All the King’s Men? Blacks in the British Army in the First World War, 1914–1918

TitleAll the King’s Men? Blacks in the British Army in the First World War, 1914–1918
Publication TypeBook Chapter
Year of Publication1986
AuthorsKillingray, David
EditorLotz, Rainer E., and Ian Pegg
Book TitleUnder the Imperial Carpet: Essays in Black History 1780–1950
PublisherRabbit Press

By the  end of World War I a total of 15,204 black men, representing British Guiana and all the Caribbean colonies, had served in the British West Indies Regiment (BWIR), 13,940 had been rejected. Of the total accepted, 10,280 (66%) came from Jamaica. However, the black soldiers of the BWIR received lower pay and allowances than their white compatriots and they were mostly led by white officers and used as non-combatant soldiers in Egypt, Mesopotamia and parts of Europe. For example, in July 1916 the BWIR’s 3rd and 4th battalions were sent to France and Belgium to work as ammunition carriers. The fighting was to be done by the white soldiers.

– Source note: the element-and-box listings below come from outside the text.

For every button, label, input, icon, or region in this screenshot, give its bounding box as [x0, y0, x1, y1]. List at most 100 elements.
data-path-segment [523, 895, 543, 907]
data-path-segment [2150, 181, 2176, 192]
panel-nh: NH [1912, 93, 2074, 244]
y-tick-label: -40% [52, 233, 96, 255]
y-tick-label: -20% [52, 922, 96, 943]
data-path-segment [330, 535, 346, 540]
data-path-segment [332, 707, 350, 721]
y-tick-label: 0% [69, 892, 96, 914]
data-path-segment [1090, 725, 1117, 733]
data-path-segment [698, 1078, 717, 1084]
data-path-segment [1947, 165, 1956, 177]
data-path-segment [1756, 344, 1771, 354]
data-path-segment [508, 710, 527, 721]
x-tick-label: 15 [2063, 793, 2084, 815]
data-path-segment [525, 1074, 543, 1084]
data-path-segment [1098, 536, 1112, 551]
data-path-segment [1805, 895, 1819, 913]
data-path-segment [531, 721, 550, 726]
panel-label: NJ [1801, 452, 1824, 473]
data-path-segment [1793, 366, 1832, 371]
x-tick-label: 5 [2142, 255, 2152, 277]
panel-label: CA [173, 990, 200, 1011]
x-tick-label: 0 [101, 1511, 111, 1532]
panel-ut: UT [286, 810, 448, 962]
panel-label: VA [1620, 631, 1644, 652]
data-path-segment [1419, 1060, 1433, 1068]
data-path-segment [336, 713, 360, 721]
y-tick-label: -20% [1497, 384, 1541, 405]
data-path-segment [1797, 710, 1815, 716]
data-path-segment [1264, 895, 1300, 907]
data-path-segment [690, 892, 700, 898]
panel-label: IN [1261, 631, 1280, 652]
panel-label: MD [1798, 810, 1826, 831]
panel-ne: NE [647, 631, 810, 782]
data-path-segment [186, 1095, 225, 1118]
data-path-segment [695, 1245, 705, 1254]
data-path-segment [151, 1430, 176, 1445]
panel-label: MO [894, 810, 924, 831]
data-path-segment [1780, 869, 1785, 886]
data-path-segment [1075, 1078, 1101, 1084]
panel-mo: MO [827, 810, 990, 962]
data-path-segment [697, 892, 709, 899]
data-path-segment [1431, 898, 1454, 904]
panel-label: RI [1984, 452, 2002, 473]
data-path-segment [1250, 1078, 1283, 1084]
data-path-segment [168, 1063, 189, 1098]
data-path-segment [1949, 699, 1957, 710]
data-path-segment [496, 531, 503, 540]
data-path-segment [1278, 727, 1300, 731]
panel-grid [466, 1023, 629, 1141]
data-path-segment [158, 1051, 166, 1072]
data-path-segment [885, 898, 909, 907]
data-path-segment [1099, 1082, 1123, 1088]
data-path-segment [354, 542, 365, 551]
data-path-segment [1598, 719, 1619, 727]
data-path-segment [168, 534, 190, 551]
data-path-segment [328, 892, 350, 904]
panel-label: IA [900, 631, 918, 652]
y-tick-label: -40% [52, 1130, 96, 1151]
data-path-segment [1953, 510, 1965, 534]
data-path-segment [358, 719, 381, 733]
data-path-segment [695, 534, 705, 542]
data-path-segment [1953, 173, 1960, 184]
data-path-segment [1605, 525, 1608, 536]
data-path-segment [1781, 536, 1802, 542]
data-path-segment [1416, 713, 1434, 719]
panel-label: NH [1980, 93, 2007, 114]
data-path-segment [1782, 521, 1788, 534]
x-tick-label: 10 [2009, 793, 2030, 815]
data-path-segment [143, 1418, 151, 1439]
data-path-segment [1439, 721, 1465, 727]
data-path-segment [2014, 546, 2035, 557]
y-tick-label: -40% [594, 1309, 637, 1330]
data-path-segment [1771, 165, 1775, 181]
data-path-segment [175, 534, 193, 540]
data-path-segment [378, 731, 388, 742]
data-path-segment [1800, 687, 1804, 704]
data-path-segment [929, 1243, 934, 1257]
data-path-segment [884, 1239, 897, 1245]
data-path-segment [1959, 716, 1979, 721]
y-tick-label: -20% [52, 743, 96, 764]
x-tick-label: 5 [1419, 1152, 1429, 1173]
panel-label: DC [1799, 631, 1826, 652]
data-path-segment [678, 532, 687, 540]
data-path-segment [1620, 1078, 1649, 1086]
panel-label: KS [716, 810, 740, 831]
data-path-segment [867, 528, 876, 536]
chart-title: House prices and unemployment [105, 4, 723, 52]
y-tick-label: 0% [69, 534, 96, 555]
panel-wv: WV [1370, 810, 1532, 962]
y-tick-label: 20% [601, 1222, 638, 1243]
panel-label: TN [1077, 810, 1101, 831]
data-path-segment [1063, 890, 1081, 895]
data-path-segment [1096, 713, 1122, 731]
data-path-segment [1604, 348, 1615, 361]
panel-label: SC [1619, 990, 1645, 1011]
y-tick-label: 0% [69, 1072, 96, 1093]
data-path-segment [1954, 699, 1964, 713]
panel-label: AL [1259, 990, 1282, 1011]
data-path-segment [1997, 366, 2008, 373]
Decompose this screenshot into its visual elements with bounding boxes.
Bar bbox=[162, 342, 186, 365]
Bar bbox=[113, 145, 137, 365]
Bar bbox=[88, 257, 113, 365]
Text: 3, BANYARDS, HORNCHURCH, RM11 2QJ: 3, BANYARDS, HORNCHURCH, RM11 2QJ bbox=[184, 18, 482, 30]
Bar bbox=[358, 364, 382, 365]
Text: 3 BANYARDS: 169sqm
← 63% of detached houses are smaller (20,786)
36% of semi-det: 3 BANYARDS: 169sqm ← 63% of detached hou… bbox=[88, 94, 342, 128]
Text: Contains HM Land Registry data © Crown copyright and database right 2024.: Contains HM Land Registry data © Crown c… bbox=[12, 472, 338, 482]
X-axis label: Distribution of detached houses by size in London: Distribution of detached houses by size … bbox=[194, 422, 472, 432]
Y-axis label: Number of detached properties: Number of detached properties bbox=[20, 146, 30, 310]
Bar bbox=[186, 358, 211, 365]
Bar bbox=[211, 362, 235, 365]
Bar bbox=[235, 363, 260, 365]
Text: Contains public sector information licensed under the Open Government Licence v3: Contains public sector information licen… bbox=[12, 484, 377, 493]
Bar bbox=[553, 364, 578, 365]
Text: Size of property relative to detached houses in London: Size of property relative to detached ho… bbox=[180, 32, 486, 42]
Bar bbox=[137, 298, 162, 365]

The BWIR spent much of their time at labouring work, such as loading ammunition, laying telephone wires and digging trenches, but they were not permitted to fight as a battalion. By the end of the war the BWIR had lost 185 soldiers (killed or died of wounds). A further 1,071 died of illness and 697 were wounded. In Seaford Cemetery there are more than 300 Commonwealth War Graves and nineteen of the headstones display the crest of the BWIR. This article explores the story of the black soldiers of the BWIR and other unites of the British Army during the First World War.